One of the house bank batteries died (it started sulphurating and then wouldn’t hold charge) while on our shore power charger. This forced us to think about the batteries.
We have left the starter battery as it is as this seemed pretty good. For the house bank we now have 4 x Trojan T-105 6V 220Ahr batteries. So we now have 440Ahr capacity (double what we did have). We have built a new battery box to house the extra 2 batteries.
We also solved the problem of how to connect everything to them.
6mm x 25mm copper bar (made from of copper tape lightning conductor) drilled and tapped with M8 brass bolts for terminals.

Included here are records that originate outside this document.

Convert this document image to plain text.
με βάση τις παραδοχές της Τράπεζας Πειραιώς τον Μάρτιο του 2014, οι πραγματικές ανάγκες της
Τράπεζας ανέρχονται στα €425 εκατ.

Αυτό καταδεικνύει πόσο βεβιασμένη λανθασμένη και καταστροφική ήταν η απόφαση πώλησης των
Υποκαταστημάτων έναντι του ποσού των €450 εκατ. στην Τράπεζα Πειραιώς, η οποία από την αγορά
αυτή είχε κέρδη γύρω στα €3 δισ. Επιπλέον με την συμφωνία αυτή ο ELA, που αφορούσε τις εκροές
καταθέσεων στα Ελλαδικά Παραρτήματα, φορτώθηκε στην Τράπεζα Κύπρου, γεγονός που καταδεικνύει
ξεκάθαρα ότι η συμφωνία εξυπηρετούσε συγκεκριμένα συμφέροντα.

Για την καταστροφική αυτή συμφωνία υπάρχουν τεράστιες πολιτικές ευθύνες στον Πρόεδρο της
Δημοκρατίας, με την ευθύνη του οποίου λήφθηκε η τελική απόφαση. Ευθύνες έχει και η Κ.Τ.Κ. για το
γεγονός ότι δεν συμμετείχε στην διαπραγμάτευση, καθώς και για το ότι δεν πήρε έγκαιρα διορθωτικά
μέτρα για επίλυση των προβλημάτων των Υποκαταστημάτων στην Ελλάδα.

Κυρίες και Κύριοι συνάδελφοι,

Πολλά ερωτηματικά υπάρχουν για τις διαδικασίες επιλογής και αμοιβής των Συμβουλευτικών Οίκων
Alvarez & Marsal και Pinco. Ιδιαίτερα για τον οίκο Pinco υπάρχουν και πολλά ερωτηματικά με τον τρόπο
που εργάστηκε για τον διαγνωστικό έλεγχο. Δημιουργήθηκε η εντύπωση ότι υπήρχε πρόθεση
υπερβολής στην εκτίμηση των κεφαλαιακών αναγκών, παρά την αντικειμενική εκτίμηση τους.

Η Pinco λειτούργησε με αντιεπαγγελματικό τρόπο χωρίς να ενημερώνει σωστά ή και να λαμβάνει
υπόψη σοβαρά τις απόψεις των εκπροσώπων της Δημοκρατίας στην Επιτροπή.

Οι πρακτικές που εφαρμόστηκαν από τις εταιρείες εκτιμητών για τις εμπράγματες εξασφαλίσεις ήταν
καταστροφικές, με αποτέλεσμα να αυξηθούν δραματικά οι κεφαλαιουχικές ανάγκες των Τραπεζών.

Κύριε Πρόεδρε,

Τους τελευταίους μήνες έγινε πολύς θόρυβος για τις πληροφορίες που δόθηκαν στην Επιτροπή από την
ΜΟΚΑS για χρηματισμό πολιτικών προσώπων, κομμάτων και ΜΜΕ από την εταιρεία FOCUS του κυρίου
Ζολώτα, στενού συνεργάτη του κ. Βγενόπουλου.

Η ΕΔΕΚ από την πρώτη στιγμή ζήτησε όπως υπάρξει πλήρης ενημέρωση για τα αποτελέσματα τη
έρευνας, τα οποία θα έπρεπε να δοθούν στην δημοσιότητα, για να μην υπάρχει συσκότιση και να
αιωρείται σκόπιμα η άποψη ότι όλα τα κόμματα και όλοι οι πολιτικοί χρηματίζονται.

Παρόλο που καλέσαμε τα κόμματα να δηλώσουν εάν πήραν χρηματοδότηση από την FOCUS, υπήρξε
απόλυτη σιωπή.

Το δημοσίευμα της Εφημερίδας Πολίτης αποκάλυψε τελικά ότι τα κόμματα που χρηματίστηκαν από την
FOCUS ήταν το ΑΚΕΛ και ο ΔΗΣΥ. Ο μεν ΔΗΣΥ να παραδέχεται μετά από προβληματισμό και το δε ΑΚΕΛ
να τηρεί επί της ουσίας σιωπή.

We need these because we have the following directly connected to our batteries:
One 1 both 2 switch (that feeds everything on the switch panel)
A split charge relay & sensing cables
A shore power charger & sensing cables
Two solar panels MPPT controllers & sensing cables
The alternator & sensing cables for smart regulator
The battery monitor sensing cables
Nothing we think shouldn’t be there but too much to fit onto a single short M8 stud.
These should maximise our output from the panels and having 2 will give us some redundancy. It was also cheaper to buy two of the smaller controllers than one that was big enough for all 4 panels.
The panels are wired as 2 sets of panels. Each set wired in parallel to two charge controllers. Wiring in parallel although theoretically slightly less efficient should minimise any effects of shading on a single panel.
All the connections have been done with MC4 waterproof connectors. These were easy to use and means that it is straight forward if we need to change the way the panels are connected.
Each panel has 4mm2 cable running from it. Each pair of panels has 6mm2 to the MPPT controllers and connected directly to our house battery bank.